In a recent interview on the Reign with Josh Smith podcast, Florence Pugh shared that she is unlikely to take on a role like her character Dani in ‘Midsommar’ again.
Pugh explained that over the years, she has learned how to protect herself as an actor, and part of that involves recognizing when not to repeat a particularly intense role.
“There have been some roles where I’ve given too much and I’ve been broken for a long while afterwards,” Pugh shared. “Like when I did ‘Midsommar,’ I definitely felt like I abused myself in the places that I got myself to go.”
“The nature of figuring these things out is you need to go, ‘Alright, well, I can’t do that again because that was too much,’” she continued. “But then I look at that performance and I’m really proud of what I did, and I’m proud of what came out of me. I don’t regret it. But, yeah, there’s definitely things that you have to respect about yourself.”
Pugh has praised director Ari Aster, telling The New York Times last year that he is “peculiar in a mad genius kind of a way” and “a stand-up comedian at heart.” She added, “Once you laugh at one thing, he will try and make you laugh at all the other things. He’ll keep going and everybody will be crying in fits of laughter.”

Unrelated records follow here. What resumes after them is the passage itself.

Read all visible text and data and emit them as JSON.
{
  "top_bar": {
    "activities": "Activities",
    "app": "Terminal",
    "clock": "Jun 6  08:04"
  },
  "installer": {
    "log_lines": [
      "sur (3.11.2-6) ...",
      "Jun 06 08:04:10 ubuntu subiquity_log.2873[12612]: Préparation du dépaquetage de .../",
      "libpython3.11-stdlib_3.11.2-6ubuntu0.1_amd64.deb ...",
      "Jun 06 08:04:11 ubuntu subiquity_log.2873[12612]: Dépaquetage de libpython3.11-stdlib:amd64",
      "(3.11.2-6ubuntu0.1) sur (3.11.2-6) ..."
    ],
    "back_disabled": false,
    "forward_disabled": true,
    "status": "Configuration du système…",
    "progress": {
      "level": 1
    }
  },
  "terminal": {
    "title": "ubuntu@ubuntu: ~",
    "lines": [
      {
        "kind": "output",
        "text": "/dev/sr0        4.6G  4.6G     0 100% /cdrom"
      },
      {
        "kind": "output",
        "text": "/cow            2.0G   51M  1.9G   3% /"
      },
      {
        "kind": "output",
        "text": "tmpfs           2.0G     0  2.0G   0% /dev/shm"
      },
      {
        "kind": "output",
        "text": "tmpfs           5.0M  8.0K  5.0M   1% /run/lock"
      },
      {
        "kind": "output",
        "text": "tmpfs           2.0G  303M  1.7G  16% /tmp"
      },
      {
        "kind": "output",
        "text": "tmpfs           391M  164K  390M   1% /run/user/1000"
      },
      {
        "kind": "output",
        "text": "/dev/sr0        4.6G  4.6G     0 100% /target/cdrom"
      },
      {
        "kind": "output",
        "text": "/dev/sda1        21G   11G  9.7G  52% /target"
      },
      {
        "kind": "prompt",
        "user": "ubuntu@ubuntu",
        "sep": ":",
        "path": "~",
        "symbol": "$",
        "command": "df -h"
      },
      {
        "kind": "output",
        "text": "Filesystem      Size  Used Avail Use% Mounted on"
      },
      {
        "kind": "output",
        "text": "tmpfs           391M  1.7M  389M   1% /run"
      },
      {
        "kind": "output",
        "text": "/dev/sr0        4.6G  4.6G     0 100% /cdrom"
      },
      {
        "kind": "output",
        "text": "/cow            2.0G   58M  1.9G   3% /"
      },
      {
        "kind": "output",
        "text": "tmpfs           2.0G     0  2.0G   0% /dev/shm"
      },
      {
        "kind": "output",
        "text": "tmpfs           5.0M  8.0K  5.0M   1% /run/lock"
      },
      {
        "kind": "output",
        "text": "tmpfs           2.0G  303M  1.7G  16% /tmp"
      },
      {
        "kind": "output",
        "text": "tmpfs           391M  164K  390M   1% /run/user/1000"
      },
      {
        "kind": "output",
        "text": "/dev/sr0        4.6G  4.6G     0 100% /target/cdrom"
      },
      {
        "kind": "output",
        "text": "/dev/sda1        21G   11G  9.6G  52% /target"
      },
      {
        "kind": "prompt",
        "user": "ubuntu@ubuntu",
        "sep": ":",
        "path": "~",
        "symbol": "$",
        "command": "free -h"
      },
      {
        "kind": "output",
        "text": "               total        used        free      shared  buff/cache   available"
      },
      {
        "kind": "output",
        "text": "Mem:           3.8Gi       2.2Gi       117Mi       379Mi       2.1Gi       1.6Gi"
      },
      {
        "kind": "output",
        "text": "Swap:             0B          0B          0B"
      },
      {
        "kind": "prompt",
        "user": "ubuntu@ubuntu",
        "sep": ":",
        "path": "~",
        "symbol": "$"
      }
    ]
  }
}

“We were shooting in a very hot field with three different languages, so I wouldn’t say that all of it was pleasurable,” Pugh continued about making the movie. “Also, it shouldn’t be. Why would making a movie like that be pleasurable?”
Pugh told Off Menu podcast last year similar things. She said she had “never played someone that was in that much pain” until Dani in ‘Midsommar’, adding: “I would put myself in really shitty situations that maybe other actors don’t need to do but I would just be imagining the worst things.”
Pugh continued, “Each day the content would be getting more weird and harder to do. I was putting things in my head that were getting worse and more bleak. I think by the end I probably, most definitely abused my own self in order to get that performance.”
Directed by Ari Aster, ‘Midsommar’ tells the story of a group of friends who travel to Sweden for a festival held every 90 years and find themselves in the grip of a Scandinavian pagan cult.